Dans un contexte de hausse des prix de l’énergie, d’inflation et de perte de pouvoir d’achat, qui rappelle fortement la situation après le déclenchement de la guerre en Ukraine, Joëlle Welfring a déclaré lundi matin que le Luxembourg et l’Europe ont depuis réalisé des progrès, notamment en matière de diversification des sources d’énergie et de développement des énergies renouvelables.
La députée verte et ancienne ministre de l’Environnement était l’invitée de la rédaction de RTL lundi matin. Elle a souligné que, sous le précédent gouvernement, l’énergie solaire avait été fortement développée et que l’énergie éolienne avait été multipliée par six en dix ans. En parallèle, elle estime que le moment est désormais venu d’accélérer à nouveau la transition énergétique. L'élue des Gréng a appelé le gouvernement actuel à envoyer des signaux plus forts et plus clairs afin de soutenir les ménages dans leur transition vers des sources d’énergie indépendantes.
L'ex-ministre s’est également montrée critique à l’égard du nouveau Plan social pour le climat du gouvernement. De nombreuses mesures figuraient déjà dans le Plan national intégré en matière d'énergie et de climat de 2023, qui avait été élaboré sous sa responsabilité lorsqu’elle était ministre de l’Environnement. Mais des détails concrets feraient encore défaut, notamment concernant le leasing social pour les voitures électriques ou la création d’une société nationale de rénovation.
Pourtant, le leasing social a connu un grand succès en France, où des ménages modestes ont pu louer une voiture électrique pour 100 euros par mois. En l’espace de six semaines, plus de 50.000 personnes s’étaient inscrites. Il est vraiment regrettable qu'au Luxembourg, le gouvernement ne fournisse pas de davantage de détails, car il s’agirait d’une mesure qui profiterait aux personnes vivant dans les zones rurales, où les transports publics sont moins développés, ou à celles qui travaillent en horaires postés. L'élue verte dit demander régulièrement des précisions depuis deux ans et demi, mais se voit simplement renvoyée à des études, critique la députée.
Même concernant le programme d'aides Klimabonus, Joëlle Welfring estime qu’il y a des "signaux mitigés". Le programme existe depuis 2016, et, depuis lors, plus de 400 millions d’euros ont été investis en faveur de l’indépendance énergétique des citoyens, avec des aides pour les pompes à chaleur, les installations solaires, etc.
Le gouvernement actuel a déposé un nouveau projet de loi l’été dernier, dans lequel certaines aides pour les petites pompes à chaleur sont certes augmentées, mais d’autres subventions sont en revanche réduites, selon l'ex-ministre. Ce n'est pourtant pas le bon moment pour envoyer des signaux mitigés. C’est pourquoi les Verts ont déposé un amendement visant à introduire des aides supplémentaires de 2.000 euros pour les pompes à chaleur et les voitures électriques. Cet amendement a été accueilli positivement, mais le gouvernement souhaite désormais attendre la tripartite, ce qui signifie que cela pourrait encore prendre plusieurs mois. "Cela fait perdre un temps précieux. C’est ce que je regrette un peu. C’est maintenant que les gens ont besoin d’aide, et c’est maintenant qu’une réponse forte aurait dû venir du gouvernement."

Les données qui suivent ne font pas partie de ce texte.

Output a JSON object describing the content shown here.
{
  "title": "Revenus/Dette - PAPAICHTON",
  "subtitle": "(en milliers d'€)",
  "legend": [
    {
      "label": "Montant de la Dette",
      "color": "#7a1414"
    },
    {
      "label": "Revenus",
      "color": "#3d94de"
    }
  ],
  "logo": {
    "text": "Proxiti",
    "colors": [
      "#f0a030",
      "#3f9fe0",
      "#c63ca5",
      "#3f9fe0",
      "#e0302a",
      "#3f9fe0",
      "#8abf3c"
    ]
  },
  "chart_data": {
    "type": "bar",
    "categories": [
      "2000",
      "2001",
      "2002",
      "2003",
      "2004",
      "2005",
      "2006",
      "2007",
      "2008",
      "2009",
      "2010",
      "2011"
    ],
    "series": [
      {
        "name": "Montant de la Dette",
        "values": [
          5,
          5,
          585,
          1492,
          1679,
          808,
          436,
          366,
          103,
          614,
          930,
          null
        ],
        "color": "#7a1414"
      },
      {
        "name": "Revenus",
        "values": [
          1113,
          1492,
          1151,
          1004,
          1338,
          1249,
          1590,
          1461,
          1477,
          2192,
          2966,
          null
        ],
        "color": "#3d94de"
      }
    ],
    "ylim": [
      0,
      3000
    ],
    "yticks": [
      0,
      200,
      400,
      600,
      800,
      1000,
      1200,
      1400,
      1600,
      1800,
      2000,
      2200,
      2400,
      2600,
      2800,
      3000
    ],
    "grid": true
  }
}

Un autre grand sujet abordé lundi matin était la protection de la nature. Joëlle Welfring a reproché au gouvernement de vouloir surtout assouplir les règles en matière de protection de la nature. Selon elle, la réforme de la loi sur la protection de la nature, proposée par le CSV, ne conduira pas automatiquement à une accélération de la construction de logements, mais risque plutôt de détruire davantage de biotopes et de créer de nouvelles incertitudes juridiques.
Il y a quelques semaines, Joëlle Welfring, en compagnie de collègues de son parti, a fait tester son sang aux PFAS, les polluants éternels. Ces substances ont été détectées dans tous les échantillons. C’est pourquoi les Verts ont demandé des mesures plus rapides, en particulier dans les zones de protection des eaux potables.
La députée critique l'absence de ligne commune au sein du gouvernement entre la politique environnementale et la politique agricole. Le ministre de l’Environnement CSV, Serge Wilmes, aurait déclaré dans une interview qu’il ne souhaitait plus du tout de pesticides dans les zones de protection des eaux potables. Et la ministre de l’Agriculture CSV aurait ensuite affirmé ne pas partager cette position. Il ne s’agit "pas d’opposer l’agriculture à la protection de l’environnement, pas plus qu’il ne faut opposer la construction de logements à la protection de la nature". Il s'agit plutôt de "chercher et de trouver des solutions communes". "Et à entendre cela, nous ne sommes pas encore près de trouver une solution. C’est extrêmement regrettable ", a conclu Joëlle Welfring.